Our 12 guest authors for 2018 span an extensive historical timeline and are a mix of historians and novelists with a talent of bringing the past to life for us – reimagining lost worlds or providing fresh insight into forgotten truths.
Historical novelists explore the reality of the periods in which their books are set – Anthony Riches discusses the evidence for Post-Traumatic Stress Disorder in Roman sources, while Robyn Young explores the setting of her new trilogy – the rich historical period of late 15th century England, and Victoria Blake breathes life into the rich and vivid tapestry of Renaissance Venice. Antonia Hodgson elaborates on the early 18th century, before the British gained their stiff upper lip, and Tim Pears explores 1945 Yugoslavia and Churchill’s role in facilitating Tito’s Communist regime after the war.
Historians discuss uncomfortable truths about the consequences of war and politics – Gary Sheffield explores the controversial question of how and why the First World War ended, and the impact the war has had on reshaping the world, while Keith Lowe argues that, while the Second World War looms large in our culture, it is a selective memory that is being abused for political purposes.

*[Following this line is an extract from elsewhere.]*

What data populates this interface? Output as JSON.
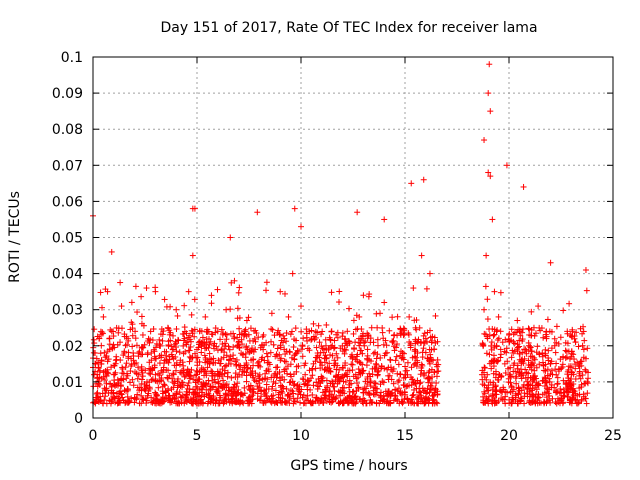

Lord Martin Thomas of Gresford paints a revealing picture of court life in Regency England, providing insight into the gossip, scandals and intrigue of the Regency Court through the correspondence of those involved at the time. Liz Walton discusses the consequences of the Great War on the Channel Islands, and how it changed the old-world order forever.
The Festival’s Debut Novelist for 2018, Joy Rhoades, takes us to 1945 Australia and a harsh, unforgiving life in a drought-stricken sheep farm in the Outback of New South Wales, while travel & ghost writer Alan Wilkinson raids the history and mythology of the American West for his first novel, to tell the tale of young boy growing up in 1950s Britain, believing he is related Buffalo Bill.
The Festival opens and closes on the theme of historical myths and mythological history. In the opening panel, led by Festival Chairman, Simon Scarrow, historians and novelists discuss the phenomena of ‘fake news’ in its historical context, and why mythologised history endures. For the closing Festival event, Simon expounds on “The End of History” and challenges us to think on the nature of ‘Historia’ today, and how the authority of objective history is under attack from social media and Post-Modernism.